Whatever the Torah of Moses /the Torah of God means, for which the shorthand remains “Torah miSinai”, it has become a barrier for the Jewish people rather than an enabler. People who have good academic understanding in the secular world find the notion of one book literally given at one time on a desert mountain to be improbable, which means that the world of scriptural literalists tries to keep modernity away from ‘their’ Jews, with terrible consequences often. People who seek to understand the text differently are shunned or worse, treated as if they are no longer Jews. And then there is the halachic process, which from being a dynamic and responsive practice has become solidified and deeply unhelpful often, simply because there is nothing ‘miSinai’ that pushes for change.

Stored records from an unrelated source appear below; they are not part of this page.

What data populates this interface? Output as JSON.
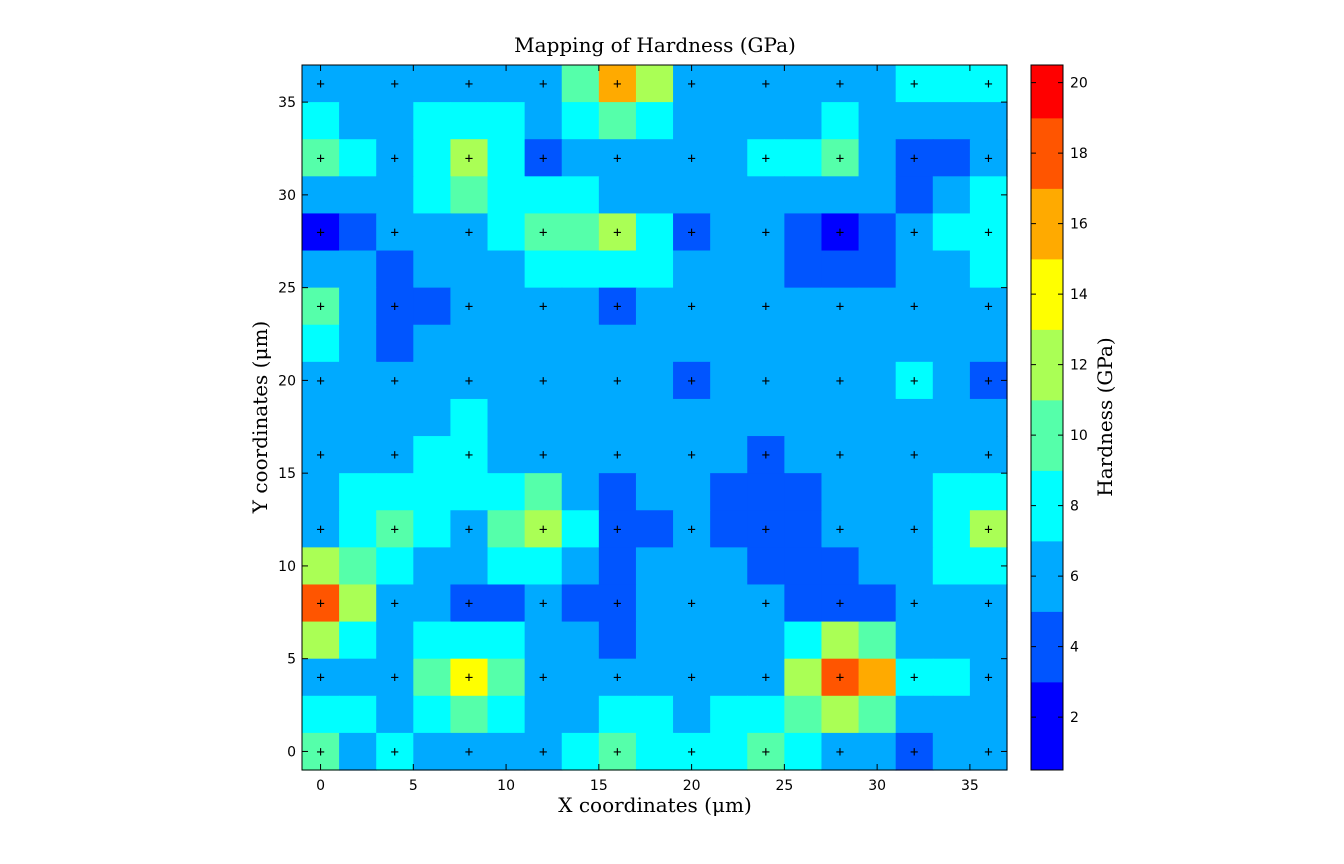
{
  "chart_data": {
    "type": "heatmap",
    "title": "Mapping of Hardness (GPa)",
    "xlabel": "X coordinates (μm)",
    "ylabel": "Y coordinates (μm)",
    "colorbar_label": "Hardness (GPa)",
    "xlim": [
      -1,
      37
    ],
    "ylim": [
      -1,
      37
    ],
    "x_ticks": [
      0,
      5,
      10,
      15,
      20,
      25,
      30,
      35
    ],
    "y_ticks": [
      0,
      5,
      10,
      15,
      20,
      25,
      30,
      35
    ],
    "x_centers": [
      0,
      2,
      4,
      6,
      8,
      10,
      12,
      14,
      16,
      18,
      20,
      22,
      24,
      26,
      28,
      30,
      32,
      34,
      36
    ],
    "y_centers": [
      36,
      34,
      32,
      30,
      28,
      26,
      24,
      22,
      20,
      18,
      16,
      14,
      12,
      10,
      8,
      6,
      4,
      2,
      0
    ],
    "values": [
      [
        6,
        6,
        6,
        6,
        6,
        6,
        6,
        9,
        15,
        11,
        6,
        6,
        6,
        6,
        6,
        6,
        8,
        8,
        8
      ],
      [
        8,
        6,
        6,
        8,
        8,
        8,
        6,
        8,
        10,
        8,
        6,
        6,
        6,
        6,
        8,
        6,
        6,
        6,
        6
      ],
      [
        10,
        8,
        6,
        8,
        12,
        8,
        4,
        6,
        6,
        6,
        6,
        6,
        8,
        8,
        10,
        6,
        4,
        4,
        6
      ],
      [
        6,
        6,
        6,
        8,
        10,
        8,
        8,
        8,
        6,
        6,
        6,
        6,
        6,
        6,
        6,
        6,
        4,
        6,
        8
      ],
      [
        2,
        4,
        6,
        6,
        6,
        8,
        10,
        10,
        12,
        8,
        4,
        6,
        6,
        4,
        2,
        4,
        6,
        8,
        8
      ],
      [
        6,
        6,
        4,
        6,
        6,
        6,
        8,
        8,
        8,
        8,
        6,
        6,
        6,
        4,
        4,
        4,
        6,
        6,
        8
      ],
      [
        10,
        6,
        4,
        4,
        6,
        6,
        6,
        6,
        4,
        6,
        6,
        6,
        6,
        6,
        6,
        6,
        6,
        6,
        6
      ],
      [
        8,
        6,
        4,
        6,
        6,
        6,
        6,
        6,
        6,
        6,
        6,
        6,
        6,
        6,
        6,
        6,
        6,
        6,
        6
      ],
      [
        6,
        6,
        6,
        6,
        6,
        6,
        6,
        6,
        6,
        6,
        4,
        6,
        6,
        6,
        6,
        6,
        8,
        6,
        4
      ],
      [
        6,
        6,
        6,
        6,
        8,
        6,
        6,
        6,
        6,
        6,
        6,
        6,
        6,
        6,
        6,
        6,
        6,
        6,
        6
      ],
      [
        6,
        6,
        6,
        8,
        8,
        6,
        6,
        6,
        6,
        6,
        6,
        6,
        4,
        6,
        6,
        6,
        6,
        6,
        6
      ],
      [
        6,
        8,
        8,
        8,
        8,
        8,
        10,
        6,
        4,
        6,
        6,
        4,
        4,
        4,
        6,
        6,
        6,
        8,
        8
      ],
      [
        6,
        8,
        10,
        8,
        6,
        10,
        12,
        8,
        4,
        4,
        6,
        4,
        4,
        4,
        6,
        6,
        6,
        8,
        12
      ],
      [
        12,
        10,
        8,
        6,
        6,
        8,
        8,
        6,
        4,
        6,
        6,
        6,
        4,
        4,
        4,
        6,
        6,
        8,
        8
      ],
      [
        18,
        12,
        6,
        6,
        4,
        4,
        6,
        4,
        4,
        6,
        6,
        6,
        6,
        4,
        4,
        4,
        6,
        6,
        6
      ],
      [
        12,
        8,
        6,
        8,
        8,
        8,
        6,
        6,
        4,
        6,
        6,
        6,
        6,
        8,
        12,
        10,
        6,
        6,
        6
      ],
      [
        6,
        6,
        6,
        10,
        13,
        10,
        6,
        6,
        6,
        6,
        6,
        6,
        6,
        12,
        18,
        15,
        8,
        8,
        6
      ],
      [
        8,
        8,
        6,
        8,
        10,
        8,
        6,
        6,
        8,
        8,
        6,
        8,
        8,
        10,
        12,
        10,
        6,
        6,
        6
      ],
      [
        10,
        6,
        8,
        6,
        6,
        6,
        6,
        8,
        10,
        8,
        8,
        8,
        10,
        8,
        6,
        6,
        4,
        6,
        6
      ]
    ],
    "indent_x": [
      0,
      4,
      8,
      12,
      16,
      20,
      24,
      28,
      32,
      36
    ],
    "indent_y": [
      0,
      4,
      8,
      12,
      16,
      20,
      24,
      28,
      32,
      36
    ],
    "colorbar": {
      "min": 0.5,
      "max": 20.5,
      "ticks": [
        2,
        4,
        6,
        8,
        10,
        12,
        14,
        16,
        18,
        20
      ],
      "bands": [
        {
          "from": 0.5,
          "to": 3,
          "color": "#0000ff"
        },
        {
          "from": 3,
          "to": 5,
          "color": "#0055ff"
        },
        {
          "from": 5,
          "to": 7,
          "color": "#00aaff"
        },
        {
          "from": 7,
          "to": 9,
          "color": "#00ffff"
        },
        {
          "from": 9,
          "to": 11,
          "color": "#55ffaa"
        },
        {
          "from": 11,
          "to": 13,
          "color": "#aaff55"
        },
        {
          "from": 13,
          "to": 15,
          "color": "#ffff00"
        },
        {
          "from": 15,
          "to": 17,
          "color": "#ffaa00"
        },
        {
          "from": 17,
          "to": 19,
          "color": "#ff5500"
        },
        {
          "from": 19,
          "to": 20.5,
          "color": "#ff0000"
        }
      ]
    },
    "marker_symbol": "+"
  }
}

I love the idea of God speaking with Moses in the presence of the entire people, and that being an inspirational and creative moment that energised the ongoing relationship of God and the Jews. But I hate the idea that the route to the relationship is held in the hands of people with little understanding of modernity or the modern Jewish people and State, who try to excommunicate anyone who challenges or brings in modern ideas from the Covenant and the peoplehood.

It is time to reclaim Torah MiSinai, to go back to that moment where the whole people heard and said, we will do and we will understand, and while they may have deputed Moses to negotiate the contract on their behalf, did not abdicate their own responsibility for being part of the development of what the contract would mean over time.